Traditionally, breast cancer has been considered a 'cold' cancer but the disease is highly
heterogenous and TNBC appears to be more immunogenic (i.e. 'hot'). Compared to other forms of
the disease, TNBC is associated with a higher mutational burden, tumor infiltrating
lymphocytes (TILs) and PD-L1 expression. The later is associated with response to
immunotherapy. Indeed, systemic immunotherapy is now approved as first line therapy for
metastatic and unresectable PD-L1 positive TNBC. Systemic immunotherapy may also increase the
incidence of pathologic complete response after neoadjuvant therapy in early stage TNBC.
Improvement in pathologic complete response is weighed against rare but life-threatening
immune related side-effects of immunotherapy, including adrenal insufficiency, pneumonitis
causing respiratory arrest and multi-organ dysfunction syndrome.
Interleukin-2 is one of the first immunomodulating agents to be approved for cancer
treatment, including renal cell carcinoma and melanoma. The cytokine plays an important role
in the maintenance CD4+ regulatory T-cells and the differentiation of CD4+ T-cells into a
variety of subsets. It also promotes CD8+ T-cell and NK cell cytotoxicity activity and
modulates T-cell differentiation in response to antigen presentation. Systemically, IL-2 is
limited by a short half-life and significant toxicities. The intralesional injection of IL-2
eliminates the undesirable grade II/III toxicities and often severe side effects of the
therapy, while achieving high doses of IL-2 at the tumor site. The most common side effect of
intralesional IL-2 is inflammation at the site of injection and mild flu like symptoms,
including fatigue and nausea. Rarely patients may experience low-grade fever or headache,
which are easily controlled by over-the-counter medications. A number of studies have
reported on the use of intralesional IL-2 in management of in-transit melanoma. In this
patient population, intralesional IL-2 produces a durable complete response. Much less has
been published on its use in other cancers, such as breast cancer. However, there is case
report level evidence to suggest that intralesional IL-2 can produce a pathologic complete
response in metastatic / unresectable TNBC.
The present study considers the significant scope that remains to improve the outcomes for
women with TNBC. This study seeks to build upon the growing body of evidence in support of
immunomodulation in the treatment of TNBC, while also exploring a different and less toxic
route of administration (i.e. intralesional as opposed to systemic). In the window of
opportunity between the time of initial surgical consultation and planned OR for patients
proceeding with upfront surgery, this study proposes to provide intralesional IL-2 with
immediate pathologic assessment.
This 'window of opportunity' design will provide us opportunity to conduct a pilot study to
evaluate the efficacy of an intralesional immunotherapy (e.g. IL-2) in early stage TNBC as a
well-tolerated, low-risk intervention with the potential to improve outcomes without the
toxicity of systemic treatment.
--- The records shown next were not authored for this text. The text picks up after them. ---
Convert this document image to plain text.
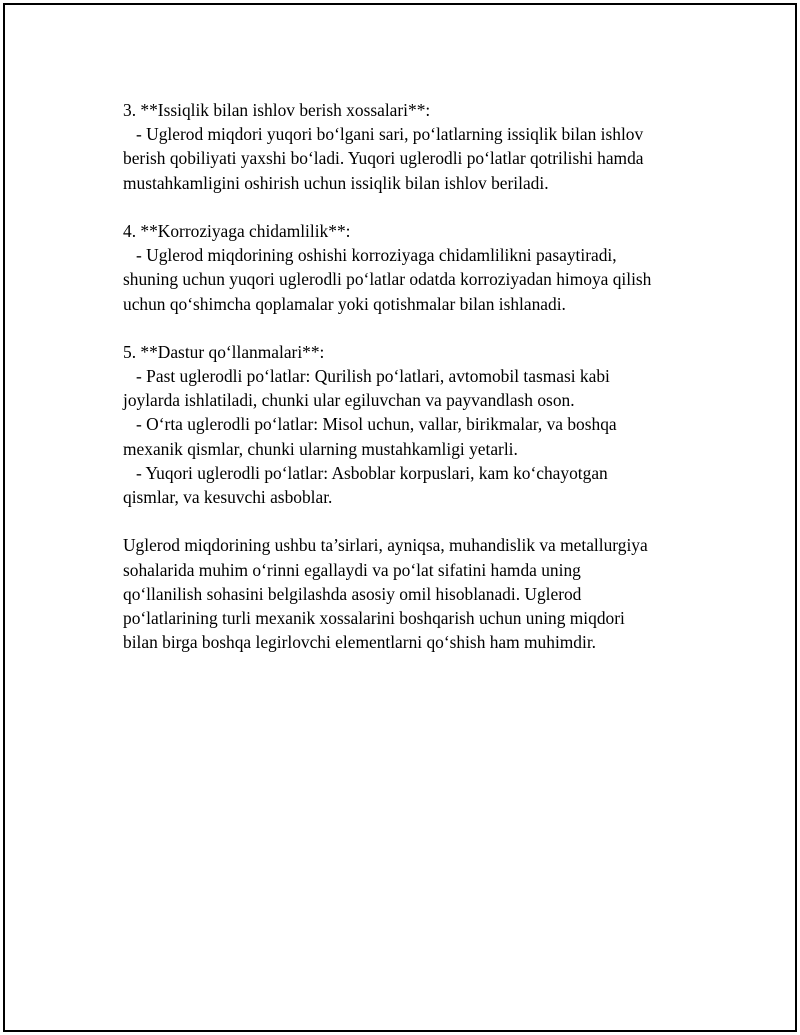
3. **Issiqlik bilan ishlov berish xossalari**:
- Uglerod miqdori yuqori bo‘lgani sari, po‘latlarning issiqlik bilan ishlov
berish qobiliyati yaxshi bo‘ladi. Yuqori uglerodli po‘latlar qotrilishi hamda
mustahkamligini oshirish uchun issiqlik bilan ishlov beriladi.
4. **Korroziyaga chidamlilik**:
- Uglerod miqdorining oshishi korroziyaga chidamlilikni pasaytiradi,
shuning uchun yuqori uglerodli po‘latlar odatda korroziyadan himoya qilish
uchun qo‘shimcha qoplamalar yoki qotishmalar bilan ishlanadi.
5. **Dastur qo‘llanmalari**:
- Past uglerodli po‘latlar: Qurilish po‘latlari, avtomobil tasmasi kabi
joylarda ishlatiladi, chunki ular egiluvchan va payvandlash oson.
- O‘rta uglerodli po‘latlar: Misol uchun, vallar, birikmalar, va boshqa
mexanik qismlar, chunki ularning mustahkamligi yetarli.
- Yuqori uglerodli po‘latlar: Asboblar korpuslari, kam ko‘chayotgan
qismlar, va kesuvchi asboblar.
Uglerod miqdorining ushbu ta’sirlari, ayniqsa, muhandislik va metallurgiya
sohalarida muhim o‘rinni egallaydi va po‘lat sifatini hamda uning
qo‘llanilish sohasini belgilashda asosiy omil hisoblanadi. Uglerod
po‘latlarining turli mexanik xossalarini boshqarish uchun uning miqdori
bilan birga boshqa legirlovchi elementlarni qo‘shish ham muhimdir.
As systemic immunotherapy moves from the metastatic setting
to the adjuvant setting and is increasingly being used in earlier and earlier stage disease,
the rationale for systemic therapy with systemic side effects to treat a local disease
becomes harder to justify. This study seeks to challenge the notion that the only effective
immunotherapy in the treatment of TNBC is systemic and perhaps a local administration can
produce the immune response needed to affect significant pathologic response.